A demissão de Ernesto Valverde e a escolha de Quique Setién para o cargo de treinador do FC Barcelona parece voltar a colocar tudo nos eixos num clube onde o estilo importa tanto ou mais do que os resultados. Pode parecer estranho que os catalães tenham demitido um treinador que é bicampeão e líder da Liga para o substituir por outro que, aos 61 anos, só ganhou uma II Divisão B e, na grande oportunidade da carreira que teve, fez um sexto e um décimo lugares com o Betis, mas há uma coisa que as pontuações não mostram: o estilo. E, para recorrer à figura de estilo utilizada no último fim-de-semana por Vítor Oliveira, Quique é um treinador do “perfume”, enquanto que Valverde é do “cheiro a suor”. Ora, tal como eu suspeitava há dois anos e meio, quando o Barça escolheu o basco para suceder a Luís Enrique, o balneário de Camp Nou não suporta maus odores.
O que pode ser apontado a Valverde? No primeiro ano foi campeão da Liga com 17 pontos de avanço sobre o Real Madrid. No segundo foi bicampeão com mais 11 pontos que o Atlético. Na atual Liga segue na liderança, ainda que com os mesmos pontos de um Real Madrid que parece ter recuperado alma com o regresso de Zidane. É verdade que as saídas da Champions foram duras de encaixar: quartos-de-final em 2017/18 e meias-finais em 2018/19, mas com eliminações depois de ter ganho por 4-1 (à Roma) e por 3-0 (ao Liverpool FC) nas partidas da primeira mão, em casa. Mas desde 2015 que o Barça não chega a uma final continental e o próprio Luís Enrique, campeão europeu em Berlim, se ficou depois dois anos seguidos pelos quartos-de-final. Portanto, por mais dura que tenha sido a desilusão, não há-de ter sido por aí.

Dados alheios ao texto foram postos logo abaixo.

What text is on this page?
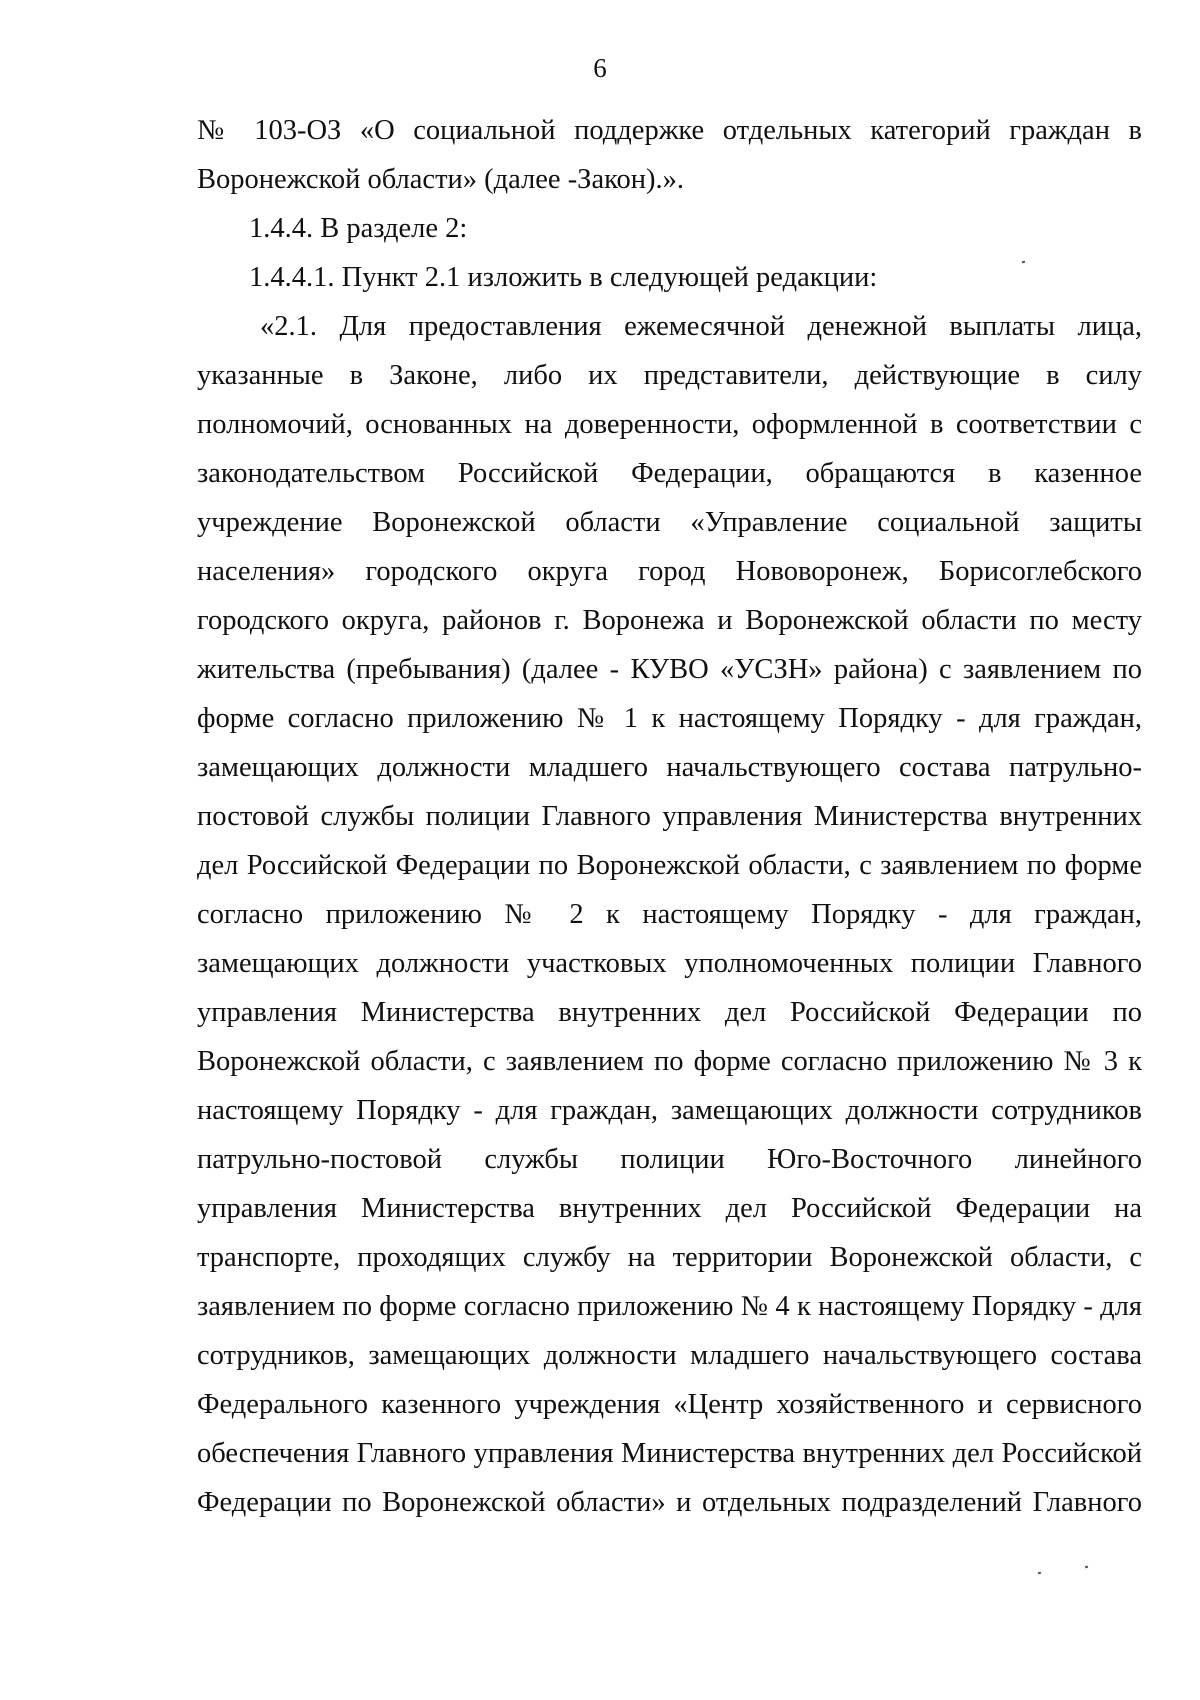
6
№ 103-ОЗ «О социальной поддержке отдельных категорий граждан в
Воронежской области» (далее -Закон).».
1.4.4. В разделе 2:
1.4.4.1. Пункт 2.1 изложить в следующей редакции:
«2.1. Для предоставления ежемесячной денежной выплаты лица,
указанные в Законе, либо их представители, действующие в силу
полномочий, основанных на доверенности, оформленной в соответствии с
законодательством Российской Федерации, обращаются в казенное
учреждение Воронежской области «Управление социальной защиты
населения» городского округа город Нововоронеж, Борисоглебского
городского округа, районов г. Воронежа и Воронежской области по месту
жительства (пребывания) (далее - КУВО «УСЗН» района) с заявлением по
форме согласно приложению № 1 к настоящему Порядку - для граждан,
замещающих должности младшего начальствующего состава патрульно-
постовой службы полиции Главного управления Министерства внутренних
дел Российской Федерации по Воронежской области, с заявлением по форме
согласно приложению № 2 к настоящему Порядку - для граждан,
замещающих должности участковых уполномоченных полиции Главного
управления Министерства внутренних дел Российской Федерации по
Воронежской области, с заявлением по форме согласно приложению № 3 к
настоящему Порядку - для граждан, замещающих должности сотрудников
патрульно-постовой службы полиции Юго-Восточного линейного
управления Министерства внутренних дел Российской Федерации на
транспорте, проходящих службу на территории Воронежской области, с
заявлением по форме согласно приложению № 4 к настоящему Порядку - для
сотрудников, замещающих должности младшего начальствующего состава
Федерального казенного учреждения «Центр хозяйственного и сервисного
обеспечения Главного управления Министерства внутренних дел Российской
Федерации по Воронежской области» и отдельных подразделений Главного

A questão fundamental é mesmo de estilo. Por alguma razão Valverde tem como alcunha “Txingurri”, que quer dizer “Formiga” em basco e lhe foi posta por outro antigo treinador do Barça e do Athletic que simbolizava o futebol-garra – Javier Clemente. Ernesto Valverde é uma formiga e o Barça precisa de uma cigarra que continue a alimentar o conceito do futebol-champagne que faz a identidade do clube. Não fica bem a Josep Maria Bartomeu o pontapé que dá neste momento a um treinador vencedor, faz mesmo alguma confusão como é que se pode mudar tão radicalmente de perfil definido para ocupar um cargo tão importante, mas a questão é que no Camo Nou se acredita que o erro de casting foi Valverde. Por falta de estilo-Barça.

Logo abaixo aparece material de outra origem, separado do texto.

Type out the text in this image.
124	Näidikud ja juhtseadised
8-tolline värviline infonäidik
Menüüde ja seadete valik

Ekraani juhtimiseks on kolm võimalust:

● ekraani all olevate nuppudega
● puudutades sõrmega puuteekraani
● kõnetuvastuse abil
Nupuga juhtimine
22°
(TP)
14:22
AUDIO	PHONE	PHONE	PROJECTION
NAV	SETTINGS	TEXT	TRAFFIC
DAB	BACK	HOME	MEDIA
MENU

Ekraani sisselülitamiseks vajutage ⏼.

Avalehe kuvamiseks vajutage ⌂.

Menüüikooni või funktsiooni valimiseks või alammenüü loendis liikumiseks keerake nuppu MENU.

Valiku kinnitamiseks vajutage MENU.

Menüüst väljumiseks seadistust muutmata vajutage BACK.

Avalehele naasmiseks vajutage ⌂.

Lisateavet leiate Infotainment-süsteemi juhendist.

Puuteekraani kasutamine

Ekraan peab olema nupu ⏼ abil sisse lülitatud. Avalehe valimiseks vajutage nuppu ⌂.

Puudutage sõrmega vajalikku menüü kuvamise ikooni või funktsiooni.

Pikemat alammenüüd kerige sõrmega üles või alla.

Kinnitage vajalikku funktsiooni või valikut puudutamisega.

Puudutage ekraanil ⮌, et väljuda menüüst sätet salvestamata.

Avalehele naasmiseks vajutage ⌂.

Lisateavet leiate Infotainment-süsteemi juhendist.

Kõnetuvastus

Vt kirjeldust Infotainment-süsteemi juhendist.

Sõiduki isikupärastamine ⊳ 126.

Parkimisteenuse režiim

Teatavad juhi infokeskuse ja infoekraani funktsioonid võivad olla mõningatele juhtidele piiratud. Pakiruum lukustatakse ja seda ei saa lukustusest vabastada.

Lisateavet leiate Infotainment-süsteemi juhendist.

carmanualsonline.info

Isso, indubitavelmente, Quique Setién tem. É curioso que o Barça escolha agora um treinador que, há um par de meses, foi cogitado para substituir Marcel Keizer no Sporting e rejeitado pelo tribunal popular, por falta de resultados. Quique é o mais cruijfista de todos os cruijfistas: foi assim eleito pela Fundação Johan Cruijff em 2018. “Tudo o que sou como treinador devo-o ao muito que corri atrás da bola quando jogava contra o Barça”, explicou um dia o novo patrão de Camp Nou, que chegou a dizer a Johan Cruijff que teria dado um dedo mindinho para poder jogar na sua equipa. Não aconteceu, chega agora para a prova final. Dele, como treinador, para se ver se é capaz de funcionar a um nível mais elevado, mas também do plantel do FC Barcelona, para quem os últimos anos não foram meigos, devido à reforma de Xavi e à saída de Iniesta para o Japão. Este já não é o Barça de Xavi e Iniesta. É o Barça de Vidal e De Jong. E isso também faz toda a diferença em termos de odor.